I am using usegalaxy.org to work with paired end RNAseq data. I am using Cutadapt to trim adapter sequences, and the Cutadapt output files are larger than the files I am inputting. Example, my first sample SRR6467550, the forward read input fastsanger.qz is 2.1 GB. After using Cutadapt, the output fastsanger.qz is 8.1 GB. This is causing my disk quota to fill much faster and making it difficult to work with the amount of data I have (226 samples, I am going to have to work in batches as is). Is this problem avoidable in any way? Is there a way to obtain an output that is smaller?

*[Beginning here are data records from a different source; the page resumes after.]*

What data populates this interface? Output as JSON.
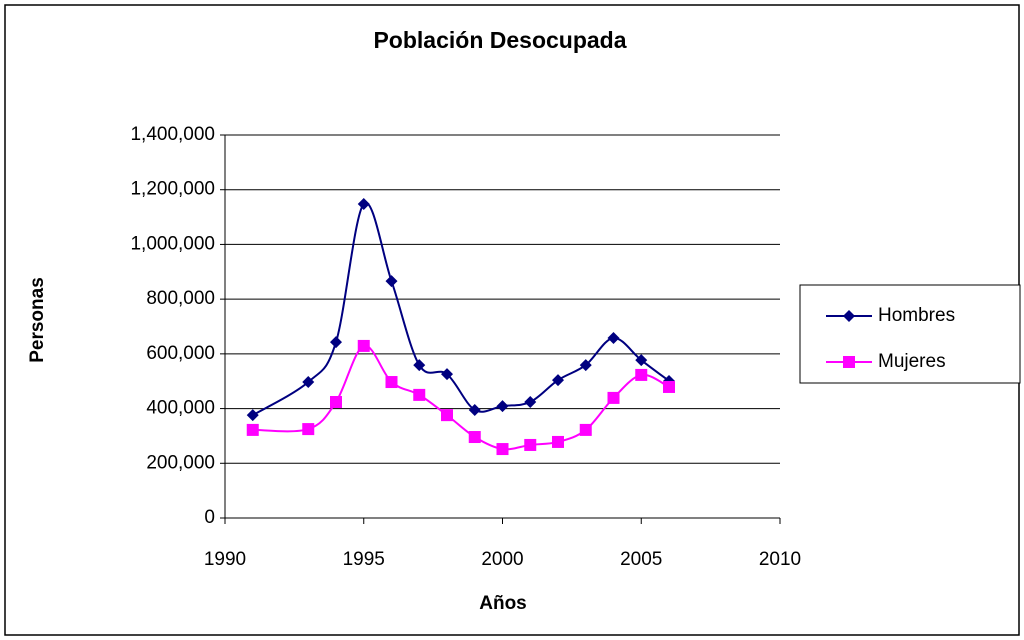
{
  "chart_data": {
    "type": "line",
    "title": "Población Desocupada",
    "x_label": "Años",
    "y_label": "Personas",
    "x": [
      1991,
      1993,
      1994,
      1995,
      1996,
      1997,
      1998,
      1999,
      2000,
      2001,
      2002,
      2003,
      2004,
      2005,
      2006
    ],
    "series": [
      {
        "name": "Hombres",
        "color": "#000080",
        "marker": "diamond",
        "values": [
          376000,
          497000,
          643000,
          1148000,
          866000,
          559000,
          526000,
          395000,
          409000,
          424000,
          504000,
          559000,
          658000,
          577000,
          501000
        ]
      },
      {
        "name": "Mujeres",
        "color": "#ff00ff",
        "marker": "square",
        "values": [
          322000,
          325000,
          424000,
          629000,
          497000,
          450000,
          376000,
          296000,
          252000,
          267000,
          278000,
          322000,
          439000,
          523000,
          479000
        ]
      }
    ],
    "xlim": [
      1990,
      2010
    ],
    "xticks": [
      1990,
      1995,
      2000,
      2005,
      2010
    ],
    "ylim": [
      0,
      1400000
    ],
    "yticks": [
      0,
      {
        "value": 200000,
        "label": "200,000"
      },
      {
        "value": 400000,
        "label": "400,000"
      },
      {
        "value": 600000,
        "label": "600,000"
      },
      {
        "value": 800000,
        "label": "800,000"
      },
      {
        "value": 1000000,
        "label": "1,000,000"
      },
      {
        "value": 1200000,
        "label": "1,200,000"
      },
      {
        "value": 1400000,
        "label": "1,400,000"
      }
    ],
    "grid": true,
    "smooth": true,
    "legend": "right"
  }
}
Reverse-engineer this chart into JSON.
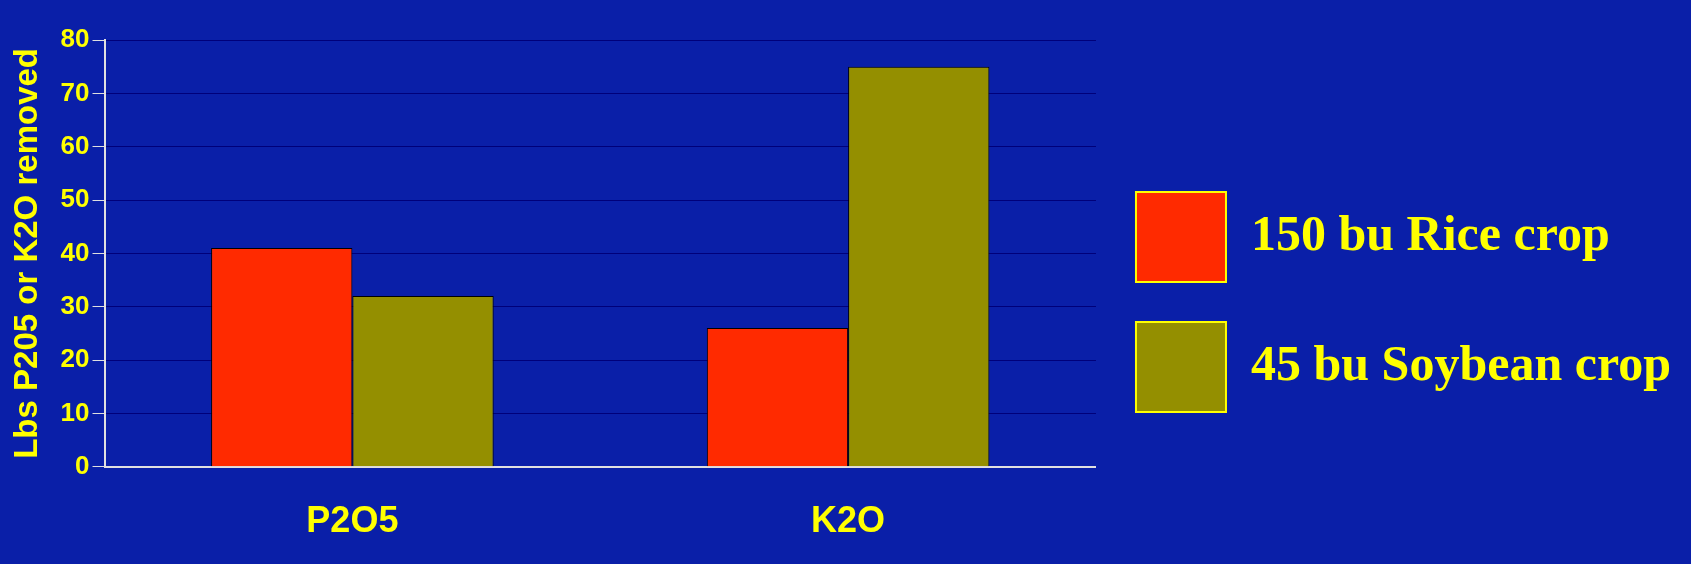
{
  "chart_data": {
    "type": "bar",
    "ylabel": "Lbs P205 or K2O removed",
    "categories": [
      "P2O5",
      "K2O"
    ],
    "series": [
      {
        "name": "150 bu Rice crop",
        "color": "#ff2a00",
        "values": [
          41,
          26
        ]
      },
      {
        "name": "45 bu Soybean crop",
        "color": "#948f00",
        "values": [
          32,
          75
        ]
      }
    ],
    "ylim": [
      0,
      80
    ],
    "yticks": [
      0,
      10,
      20,
      30,
      40,
      50,
      60,
      70,
      80
    ],
    "grid": "y",
    "legend": "right"
  }
}
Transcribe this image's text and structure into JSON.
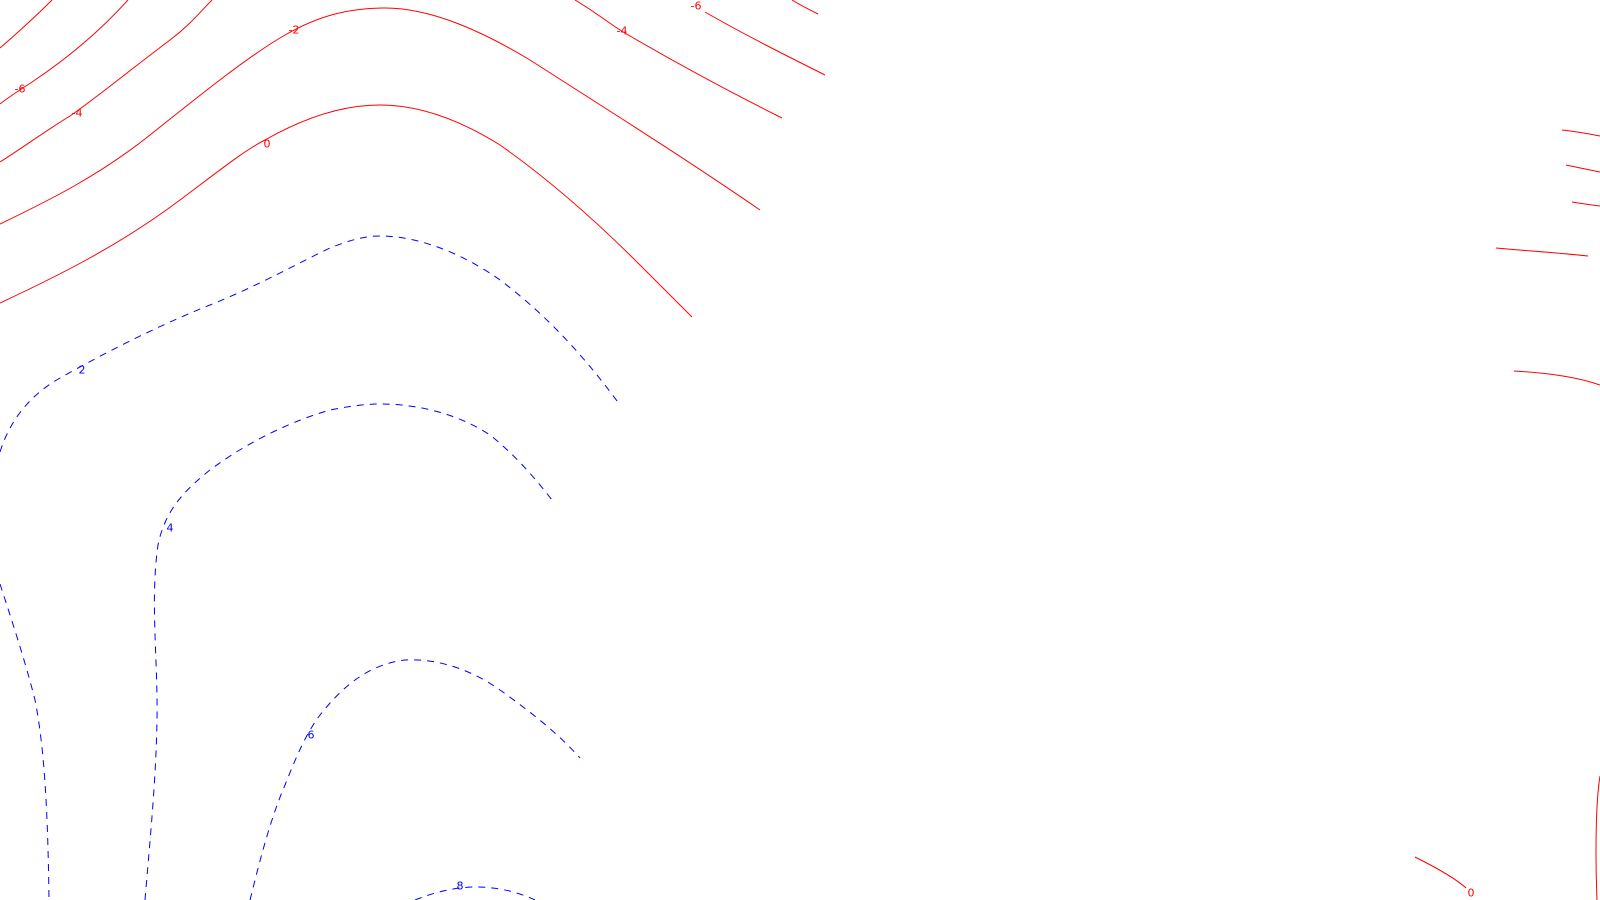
{
  "map": {
    "colors": {
      "negative": "#ff0000",
      "positive": "#0000ff"
    },
    "line_styles": {
      "negative": "solid",
      "positive": "dashed"
    },
    "contour_levels_labeled": [
      "-6",
      "-4",
      "-2",
      "0",
      "2",
      "4",
      "6",
      "8"
    ],
    "labels": {
      "neg6_left": "-6",
      "neg4_left": "-4",
      "neg2_top": "-2",
      "zero_top": "0",
      "neg4_right": "-4",
      "neg6_right": "-6",
      "pos2": "2",
      "pos4": "4",
      "pos6": "6",
      "pos8": "8",
      "zero_bottom_right": "0"
    }
  }
}
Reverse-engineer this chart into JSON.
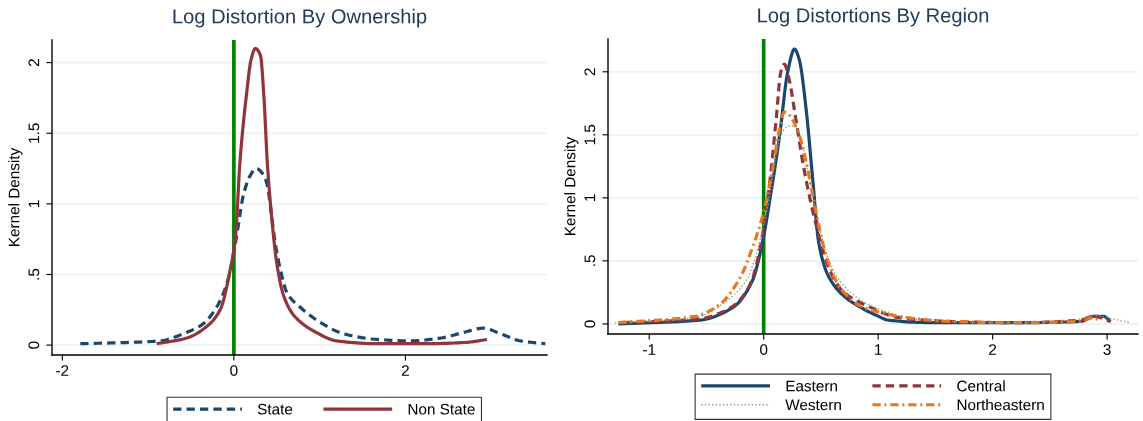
{
  "chart_data": [
    {
      "type": "line",
      "title": "Log Distortion By Ownership",
      "ylabel": "Kernel Density",
      "xlim": [
        -2.12,
        3.65
      ],
      "ylim": [
        -0.07,
        2.16
      ],
      "xticks": [
        -2,
        0,
        2
      ],
      "yticks": [
        0,
        {
          "value": 0.5,
          "label": ".5"
        },
        1,
        1.5,
        2
      ],
      "grid": "y",
      "legend": "bottom",
      "ref_lines": [
        {
          "axis": "x",
          "value": 0,
          "color": "#008000"
        }
      ],
      "series": [
        {
          "name": "State",
          "color": "#1a476f",
          "line_style": "dashed",
          "x": [
            -1.79,
            -1.17,
            -0.86,
            -0.55,
            -0.36,
            -0.2,
            -0.08,
            0.0,
            0.05,
            0.11,
            0.19,
            0.26,
            0.35,
            0.39,
            0.42,
            0.48,
            0.54,
            0.62,
            0.77,
            1.01,
            1.28,
            1.67,
            2.06,
            2.41,
            2.68,
            2.91,
            3.11,
            3.34,
            3.63
          ],
          "values": [
            0.01,
            0.02,
            0.03,
            0.09,
            0.15,
            0.27,
            0.44,
            0.66,
            0.84,
            1.06,
            1.2,
            1.25,
            1.2,
            1.13,
            1.01,
            0.73,
            0.54,
            0.37,
            0.27,
            0.16,
            0.08,
            0.04,
            0.03,
            0.05,
            0.09,
            0.12,
            0.08,
            0.03,
            0.01
          ]
        },
        {
          "name": "Non State",
          "color": "#90353b",
          "line_style": "solid",
          "x": [
            -0.9,
            -0.55,
            -0.32,
            -0.16,
            -0.04,
            0.02,
            0.07,
            0.15,
            0.2,
            0.25,
            0.31,
            0.35,
            0.39,
            0.44,
            0.5,
            0.58,
            0.7,
            0.93,
            1.2,
            1.67,
            2.25,
            2.72,
            2.95
          ],
          "values": [
            0.01,
            0.05,
            0.13,
            0.25,
            0.54,
            0.77,
            1.29,
            1.79,
            2.02,
            2.1,
            2.05,
            1.76,
            1.29,
            0.91,
            0.58,
            0.35,
            0.21,
            0.1,
            0.03,
            0.01,
            0.01,
            0.02,
            0.04
          ]
        }
      ]
    },
    {
      "type": "line",
      "title": "Log Distortions By Region",
      "ylabel": "Kernel Density",
      "xlim": [
        -1.36,
        3.27
      ],
      "ylim": [
        -0.08,
        2.26
      ],
      "xticks": [
        -1,
        0,
        1,
        2,
        3
      ],
      "yticks": [
        0,
        {
          "value": 0.5,
          "label": ".5"
        },
        1,
        1.5,
        2
      ],
      "grid": "y",
      "legend": "bottom",
      "ref_lines": [
        {
          "axis": "x",
          "value": 0,
          "color": "#008000"
        }
      ],
      "series": [
        {
          "name": "Eastern",
          "color": "#1a476f",
          "line_style": "solid",
          "x": [
            -1.27,
            -0.56,
            -0.27,
            -0.1,
            -0.01,
            0.06,
            0.14,
            0.21,
            0.27,
            0.31,
            0.37,
            0.43,
            0.48,
            0.56,
            0.69,
            0.83,
            0.98,
            1.09,
            1.47,
            2.19,
            2.77,
            2.88,
            2.97,
            3.03
          ],
          "values": [
            0.0,
            0.03,
            0.13,
            0.34,
            0.65,
            1.02,
            1.5,
            2.0,
            2.18,
            2.1,
            1.71,
            1.13,
            0.65,
            0.39,
            0.23,
            0.14,
            0.07,
            0.03,
            0.01,
            0.01,
            0.02,
            0.06,
            0.06,
            0.02
          ]
        },
        {
          "name": "Central",
          "color": "#90353b",
          "line_style": "dashed",
          "x": [
            -1.22,
            -0.56,
            -0.27,
            -0.12,
            -0.02,
            0.05,
            0.11,
            0.15,
            0.18,
            0.22,
            0.28,
            0.34,
            0.41,
            0.48,
            0.57,
            0.69,
            0.89,
            1.18,
            1.61,
            2.19,
            2.77,
            2.88,
            3.03
          ],
          "values": [
            0.01,
            0.04,
            0.14,
            0.31,
            0.65,
            1.1,
            1.63,
            2.0,
            2.06,
            1.95,
            1.63,
            1.29,
            0.97,
            0.71,
            0.44,
            0.26,
            0.15,
            0.05,
            0.02,
            0.01,
            0.03,
            0.06,
            0.02
          ]
        },
        {
          "name": "Western",
          "color": "#8da66e",
          "line_style": "dotted",
          "x": [
            -1.3,
            -0.6,
            -0.3,
            -0.15,
            -0.05,
            0.0,
            0.05,
            0.1,
            0.15,
            0.22,
            0.27,
            0.33,
            0.4,
            0.48,
            0.55,
            0.65,
            0.8,
            0.95,
            1.1,
            1.3,
            1.6,
            2.2,
            2.7,
            2.9,
            3.0,
            3.1,
            3.2
          ],
          "values": [
            0.01,
            0.05,
            0.2,
            0.35,
            0.6,
            0.8,
            1.0,
            1.3,
            1.5,
            1.57,
            1.57,
            1.45,
            1.15,
            0.8,
            0.55,
            0.36,
            0.22,
            0.14,
            0.09,
            0.04,
            0.02,
            0.01,
            0.03,
            0.07,
            0.05,
            0.03,
            0.01
          ]
        },
        {
          "name": "Northeastern",
          "color": "#e87722",
          "line_style": "dashdot",
          "x": [
            -1.27,
            -0.6,
            -0.39,
            -0.21,
            -0.1,
            0.0,
            0.08,
            0.14,
            0.18,
            0.22,
            0.31,
            0.37,
            0.44,
            0.5,
            0.56,
            0.66,
            0.83,
            0.98,
            1.18,
            1.61,
            2.19,
            2.77,
            2.88,
            2.94
          ],
          "values": [
            0.01,
            0.06,
            0.15,
            0.36,
            0.6,
            0.89,
            1.24,
            1.55,
            1.68,
            1.66,
            1.5,
            1.29,
            0.97,
            0.7,
            0.5,
            0.3,
            0.15,
            0.1,
            0.06,
            0.02,
            0.01,
            0.02,
            0.05,
            0.02
          ]
        }
      ]
    }
  ]
}
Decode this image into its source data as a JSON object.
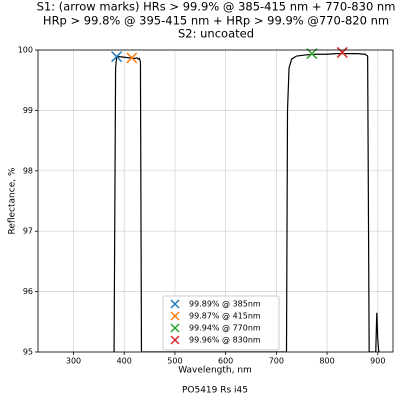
{
  "chart_data": {
    "type": "line",
    "title": [
      "S1: (arrow marks) HRs > 99.9% @ 385-415 nm + 770-830 nm",
      "HRp > 99.8% @ 395-415 nm + HRp > 99.9% @770-820 nm",
      "S2: uncoated"
    ],
    "xlabel": "Wavelength, nm",
    "ylabel": "Reflectance, %",
    "footer": "PO5419 Rs i45",
    "xlim": [
      230,
      930
    ],
    "ylim": [
      95,
      100
    ],
    "xticks": [
      300,
      400,
      500,
      600,
      700,
      800,
      900
    ],
    "yticks": [
      95,
      96,
      97,
      98,
      99,
      100
    ],
    "grid": true,
    "legend": "lower center",
    "curve": {
      "color": "#000000",
      "x": [
        380,
        383,
        385,
        390,
        400,
        410,
        415,
        420,
        425,
        428,
        430,
        432,
        434,
        720,
        722,
        725,
        730,
        740,
        760,
        780,
        800,
        820,
        840,
        860,
        875,
        880,
        883,
        896,
        898,
        900,
        902
      ],
      "values": [
        95,
        99.7,
        99.88,
        99.89,
        99.88,
        99.87,
        99.87,
        99.86,
        99.87,
        99.85,
        99.86,
        99.8,
        95,
        95,
        99.0,
        99.7,
        99.85,
        99.9,
        99.92,
        99.93,
        99.93,
        99.94,
        99.94,
        99.94,
        99.93,
        99.9,
        95,
        95,
        95.65,
        95.2,
        95
      ]
    },
    "series": [
      {
        "name": "99.89% @ 385nm",
        "color": "#1f77b4",
        "x": [
          385
        ],
        "values": [
          99.89
        ]
      },
      {
        "name": "99.87% @ 415nm",
        "color": "#ff7f0e",
        "x": [
          415
        ],
        "values": [
          99.87
        ]
      },
      {
        "name": "99.94% @ 770nm",
        "color": "#2ca02c",
        "x": [
          770
        ],
        "values": [
          99.94
        ]
      },
      {
        "name": "99.96% @ 830nm",
        "color": "#d62728",
        "x": [
          830
        ],
        "values": [
          99.96
        ]
      }
    ]
  }
}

My full input for reference:
Paired-end collection: My Data
Read 1 (3'): AGATCGGAAGAGCACACGTCTGAACTCCAGTCA
Read 2 (3'): AGATCGGAAGAGCGTCGTGTAGGGAAAGAGTGT
Minimum length (R1): 20
Quality cutoff: 20
Outputs Selector: Report: Cutadapt's per-adapter statistics. You can use this file with MultiQC.
Only way output files will be larger than inputs is if the input files were gzip compressed while the output files are not.
The Galaxy community has a dedicated help channel:
https://help.galaxyproject.org/
As GenoMax pointed out, maybe there is a "compressed output" option to select somewhere?